As I noted in this space earlier this month, in general no federal law prohibits private firm policies of this sort, which violate neither the HIPAA medical-privacy law nor (with rare exceptions) the Americans with Disabilities Act. These days some American conservatives seem to have fallen in love with the idea of declaring all businesses to be public accommodations subject to a general must-serve-all-comers obligation. Fortunately, this has never been the law and is not the law now.
Others can debate whether the new Florida enactment is a good idea, or is consistent with principles of individual liberty. (I think it’s neither.) Either way, it raises a question: if the Florida legislature is only now getting around to enacting such a prohibition, under what authority was Gov. Ron DeSantis acting on April 2 when he signed an order purporting to ban such business practices? The legal authority cited in his order is thin and unhelpful, and I’m going to take an educated guess that had a more solid legal grounding for the edict been available, the governor’s lawyers would have put it in. Decree first, legal authorization later?
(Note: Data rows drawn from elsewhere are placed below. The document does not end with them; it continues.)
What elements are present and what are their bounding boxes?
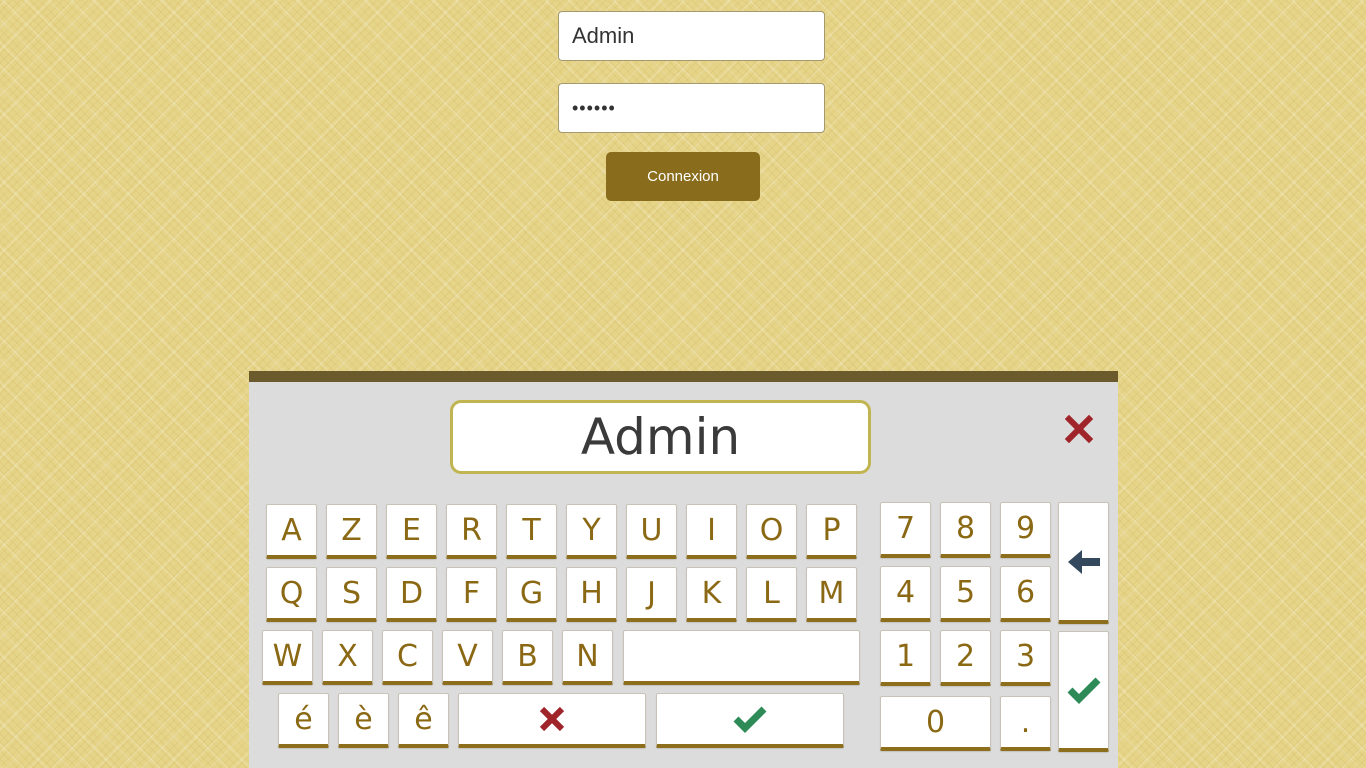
key-c[interactable]: C [382, 630, 433, 685]
numpad-8[interactable]: 8 [940, 502, 991, 558]
key-r[interactable]: R [446, 504, 497, 559]
confirm-button[interactable] [656, 693, 844, 748]
key-s[interactable]: S [326, 567, 377, 622]
numpad-9[interactable]: 9 [1000, 502, 1051, 558]
keyboard-display: Admin [450, 400, 871, 474]
backspace-arrow-icon [1067, 549, 1100, 574]
key-o[interactable]: O [746, 504, 797, 559]
key-e[interactable]: E [386, 504, 437, 559]
key-q[interactable]: Q [266, 567, 317, 622]
virtual-keyboard: Admin AZERTYUIOP QSDFGHJKLM WXCVBNéèê 789 45… [249, 371, 1118, 768]
enter-checkmark-icon [1067, 677, 1100, 704]
key-z[interactable]: Z [326, 504, 377, 559]
numpad-0[interactable]: 0 [880, 696, 991, 751]
key-m[interactable]: M [806, 567, 857, 622]
numpad-2[interactable]: 2 [940, 630, 991, 686]
connexion-button[interactable]: Connexion [606, 152, 760, 201]
key-accent-0[interactable]: é [278, 693, 329, 748]
key-accent-2[interactable]: ê [398, 693, 449, 748]
password-input[interactable]: •••••• [558, 83, 825, 133]
numpad-3[interactable]: 3 [1000, 630, 1051, 686]
key-a[interactable]: A [266, 504, 317, 559]
key-d[interactable]: D [386, 567, 437, 622]
backspace-key[interactable] [1058, 502, 1109, 624]
key-i[interactable]: I [686, 504, 737, 559]
close-x-icon [1065, 415, 1093, 443]
key-w[interactable]: W [262, 630, 313, 685]
cancel-button[interactable] [458, 693, 646, 748]
numpad-6[interactable]: 6 [1000, 566, 1051, 622]
close-keyboard-button[interactable] [1062, 412, 1096, 446]
numpad-dot[interactable]: . [1000, 696, 1051, 751]
key-accent-1[interactable]: è [338, 693, 389, 748]
numpad-4[interactable]: 4 [880, 566, 931, 622]
space-key[interactable] [623, 630, 860, 685]
key-v[interactable]: V [442, 630, 493, 685]
key-y[interactable]: Y [566, 504, 617, 559]
key-f[interactable]: F [446, 567, 497, 622]
key-x[interactable]: X [322, 630, 373, 685]
numpad-7[interactable]: 7 [880, 502, 931, 558]
enter-key[interactable] [1058, 631, 1109, 752]
key-n[interactable]: N [562, 630, 613, 685]
numpad-1[interactable]: 1 [880, 630, 931, 686]
key-h[interactable]: H [566, 567, 617, 622]
key-l[interactable]: L [746, 567, 797, 622]
numpad-5[interactable]: 5 [940, 566, 991, 622]
key-k[interactable]: K [686, 567, 737, 622]
key-b[interactable]: B [502, 630, 553, 685]
cancel-x-icon [539, 706, 565, 732]
key-p[interactable]: P [806, 504, 857, 559]
key-u[interactable]: U [626, 504, 677, 559]
username-input[interactable]: Admin [558, 11, 825, 61]
checkmark-icon [733, 706, 767, 733]
key-t[interactable]: T [506, 504, 557, 559]
key-g[interactable]: G [506, 567, 557, 622]
key-j[interactable]: J [626, 567, 677, 622]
Some will probably argue that the past year has shown governors to have super-broad powers to issue decrees under public health powers, which means they must also have super-broad powers to issue decrees that relate in some way to public health as an issue whether or not they function to prevent transmission of a communicable disease. That’s not the way the laws work, though. Long before 2020, every state legislature had passed legislation delegating exceedingly broad (unwisely so, you might say) powers to its governor in the name of communicable disease prevention, and the federal courts, in cases like Jacobson v. Massachusetts, had (unwisely or not) established a record of upholding the exercise of such powers. But neither legislatures nor courts had thereby established by analogy (and we should be glad they didn’t) that governors thereby acquired all-purpose power to rule by decree on other subjects, whether the result is to intercept the transmission of communicable disease or not.
The past fifteen months have seen widespread challenges in court to state, city, and county public health decrees. The results have been a mix: in various instances courts have found that governors, mayors, or county executives overstepped the language of the statutes granting them power, and in one vitally important area (religious assemblies) the U.S. Supreme Court stepped up to revisit its own constitutional jurisprudence so as to accord the underlying activity more protection. At the same time, it is equally the case that courts have declined to strike down most of the governors’ actions, either as beyond statutory power or as overstepping even the ultra-lenient constitutional standard of Jacobson. That has been mostly the case even in areas like mask mandates regarding which state statutory authority is sometimes on shakier ground.
More recently, the momentum has shifted toward efforts in the state legislatures to narrow and constrain governors’ emergency powers. I agree with Josh Blackman here that that’s exactly the right direction for the debate to be taking: there should be a reachable consensus that the public health powers delegated to governors are too broad, that the result over the past 14 months has been to enable mistakes, abuses and unwarranted infringements of liberty, and that legislatures should get to work identifying and withdrawing some of the excessive powers they have unwisely accorded the executive branch. None of which, however — to return to our original point — serves to justify what elected officials in Florida have just done.